Furiose erste Halbzeit: BVB feiert 4:0-Heimsieg gegen Freiburg

Borussia Dortmund ist nach zuvor zwei Niederlagen wieder in der Spur: Am 31. Spieltag der Fußball-Bundesliga feierte der BVB dank einer furiosen ersten Halbzeit einen 4:0 (3:0)-Heimsieg gegen den SC Freiburg, machte die Champions-League-Teilnahme auch rechnerisch perfekt und geht als Tabellenzweiter mit fünf Punkten Vorsprung auf den Dritten in die letzten drei Begegnungen der Saison.

Personalien
Im Vergleich zum Auswärtsspiel in Hoffenheim (1:2) nahm Cheftrainer Niko Kovac vier personelle Veränderungen vor: Serhou Guirassy, Julian Brandt, Startelf-Debütant Samuele Inacio und Ramy Bensebaini kamen für Fabio Silva, Carney Chukwuemeka, Daniel Svensson und Niklas Süle ins Team.

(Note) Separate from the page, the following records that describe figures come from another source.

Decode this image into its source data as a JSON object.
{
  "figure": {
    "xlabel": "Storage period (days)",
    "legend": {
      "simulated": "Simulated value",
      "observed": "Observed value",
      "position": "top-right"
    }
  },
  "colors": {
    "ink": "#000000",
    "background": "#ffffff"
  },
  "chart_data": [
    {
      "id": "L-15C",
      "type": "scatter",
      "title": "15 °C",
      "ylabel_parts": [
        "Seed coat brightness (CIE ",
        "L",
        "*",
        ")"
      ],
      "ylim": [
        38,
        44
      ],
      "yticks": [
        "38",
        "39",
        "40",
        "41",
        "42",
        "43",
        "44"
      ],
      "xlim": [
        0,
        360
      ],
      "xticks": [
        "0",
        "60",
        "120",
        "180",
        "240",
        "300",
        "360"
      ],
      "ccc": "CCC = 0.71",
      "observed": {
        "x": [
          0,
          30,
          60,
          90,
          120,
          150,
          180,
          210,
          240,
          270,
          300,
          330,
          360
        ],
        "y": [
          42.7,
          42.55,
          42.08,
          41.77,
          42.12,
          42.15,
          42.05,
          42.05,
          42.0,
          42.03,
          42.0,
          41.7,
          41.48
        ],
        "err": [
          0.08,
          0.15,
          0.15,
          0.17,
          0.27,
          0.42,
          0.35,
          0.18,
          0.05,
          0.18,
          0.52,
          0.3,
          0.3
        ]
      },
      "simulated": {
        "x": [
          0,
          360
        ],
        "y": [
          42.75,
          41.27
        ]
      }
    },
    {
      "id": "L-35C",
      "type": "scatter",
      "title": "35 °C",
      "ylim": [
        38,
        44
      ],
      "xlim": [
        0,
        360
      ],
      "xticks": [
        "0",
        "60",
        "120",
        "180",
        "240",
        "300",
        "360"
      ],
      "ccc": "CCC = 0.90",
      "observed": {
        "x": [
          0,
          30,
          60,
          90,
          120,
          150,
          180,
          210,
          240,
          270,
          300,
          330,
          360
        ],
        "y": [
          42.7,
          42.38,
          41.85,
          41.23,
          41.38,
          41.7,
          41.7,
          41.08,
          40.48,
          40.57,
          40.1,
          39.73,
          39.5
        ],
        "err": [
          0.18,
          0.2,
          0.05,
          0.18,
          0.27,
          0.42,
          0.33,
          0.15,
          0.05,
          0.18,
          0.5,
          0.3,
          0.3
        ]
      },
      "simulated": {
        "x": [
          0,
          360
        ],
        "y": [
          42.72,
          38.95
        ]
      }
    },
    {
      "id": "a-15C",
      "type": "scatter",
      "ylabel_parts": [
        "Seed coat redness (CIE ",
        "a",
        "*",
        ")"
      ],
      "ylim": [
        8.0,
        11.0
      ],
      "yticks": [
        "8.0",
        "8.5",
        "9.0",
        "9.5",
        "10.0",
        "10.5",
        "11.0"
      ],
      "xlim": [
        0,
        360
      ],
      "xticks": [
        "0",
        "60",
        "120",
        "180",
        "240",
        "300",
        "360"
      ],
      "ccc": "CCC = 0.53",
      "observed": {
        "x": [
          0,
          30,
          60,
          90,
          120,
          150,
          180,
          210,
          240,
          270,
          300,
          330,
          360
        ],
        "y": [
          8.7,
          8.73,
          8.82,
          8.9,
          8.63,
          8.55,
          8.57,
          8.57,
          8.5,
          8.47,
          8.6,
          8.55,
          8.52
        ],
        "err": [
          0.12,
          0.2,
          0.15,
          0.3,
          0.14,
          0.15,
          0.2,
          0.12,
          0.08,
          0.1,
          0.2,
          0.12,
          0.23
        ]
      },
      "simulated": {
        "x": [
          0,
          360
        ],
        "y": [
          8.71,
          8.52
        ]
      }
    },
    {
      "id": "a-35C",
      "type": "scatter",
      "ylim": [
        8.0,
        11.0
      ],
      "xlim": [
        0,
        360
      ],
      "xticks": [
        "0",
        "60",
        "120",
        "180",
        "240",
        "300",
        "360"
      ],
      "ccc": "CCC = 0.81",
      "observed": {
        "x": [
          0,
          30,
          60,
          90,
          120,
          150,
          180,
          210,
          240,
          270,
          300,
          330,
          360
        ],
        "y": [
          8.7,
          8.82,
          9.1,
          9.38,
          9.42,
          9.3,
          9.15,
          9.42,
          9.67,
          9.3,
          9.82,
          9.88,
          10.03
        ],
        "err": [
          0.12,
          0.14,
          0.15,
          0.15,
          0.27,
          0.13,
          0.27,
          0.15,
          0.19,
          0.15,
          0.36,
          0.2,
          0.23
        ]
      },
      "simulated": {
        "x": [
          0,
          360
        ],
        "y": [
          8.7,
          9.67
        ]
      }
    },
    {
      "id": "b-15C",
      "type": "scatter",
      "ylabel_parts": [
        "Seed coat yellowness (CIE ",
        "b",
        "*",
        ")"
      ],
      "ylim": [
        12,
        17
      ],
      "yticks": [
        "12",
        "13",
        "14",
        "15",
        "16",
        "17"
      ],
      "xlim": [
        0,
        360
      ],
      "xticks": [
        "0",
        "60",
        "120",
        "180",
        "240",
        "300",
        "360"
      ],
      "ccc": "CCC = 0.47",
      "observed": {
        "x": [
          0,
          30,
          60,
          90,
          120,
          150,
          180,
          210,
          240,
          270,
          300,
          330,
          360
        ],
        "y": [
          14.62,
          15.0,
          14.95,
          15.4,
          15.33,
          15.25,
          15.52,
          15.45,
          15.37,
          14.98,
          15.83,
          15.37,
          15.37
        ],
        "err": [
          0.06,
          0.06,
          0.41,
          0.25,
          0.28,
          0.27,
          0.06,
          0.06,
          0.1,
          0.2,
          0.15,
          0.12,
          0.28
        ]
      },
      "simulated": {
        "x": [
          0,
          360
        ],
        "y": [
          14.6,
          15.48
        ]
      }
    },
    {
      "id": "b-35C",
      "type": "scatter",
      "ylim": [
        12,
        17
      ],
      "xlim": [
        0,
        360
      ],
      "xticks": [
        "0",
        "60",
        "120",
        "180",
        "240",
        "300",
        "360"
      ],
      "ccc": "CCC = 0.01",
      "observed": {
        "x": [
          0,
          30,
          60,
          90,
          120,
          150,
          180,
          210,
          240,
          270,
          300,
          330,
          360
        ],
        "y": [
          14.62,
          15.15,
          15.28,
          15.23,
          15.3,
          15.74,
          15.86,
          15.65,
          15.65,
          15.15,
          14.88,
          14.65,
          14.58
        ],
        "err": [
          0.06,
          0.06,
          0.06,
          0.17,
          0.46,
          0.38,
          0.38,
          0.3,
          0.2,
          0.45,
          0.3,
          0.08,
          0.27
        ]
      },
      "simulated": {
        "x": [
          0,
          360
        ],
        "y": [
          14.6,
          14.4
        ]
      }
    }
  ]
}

Süle (Bänderverletzung im Knie) war neben Karim Adeyemi (muskuläre Probleme), Emre Can (Kreuzbandriss) und Felix Nmecha (Bänderriss im Knie) einer von vier Ausfällen.

Spielverlauf
Fast nur Dortmunder Ballbesitz in der Anfangsphase mit einem hoch postierten Maxi Beier auf der „Svensson-Position“. Das zahlte sich früh aus: Bensebaini spielte tief aus der eigenen Hälfte einen starken, langen Ball halblinks in den Lauf von Beier, der auf dem Weg zum frühen 1:0 freie Bahn hatte und cool blieb vor Atubolu im Freiburger Kasten (8.). Sechs Minuten später: Ballgewinn vor dem eigenen Strafraum, erneut ein weiter Pass nach links, auf Inacio, der Richtung Strafraum marschierte und nach rechts spielte auf Brandt. Guirassy drückte die Hereingabe mit dem ausgestreckten Fuß über die Linie (14.).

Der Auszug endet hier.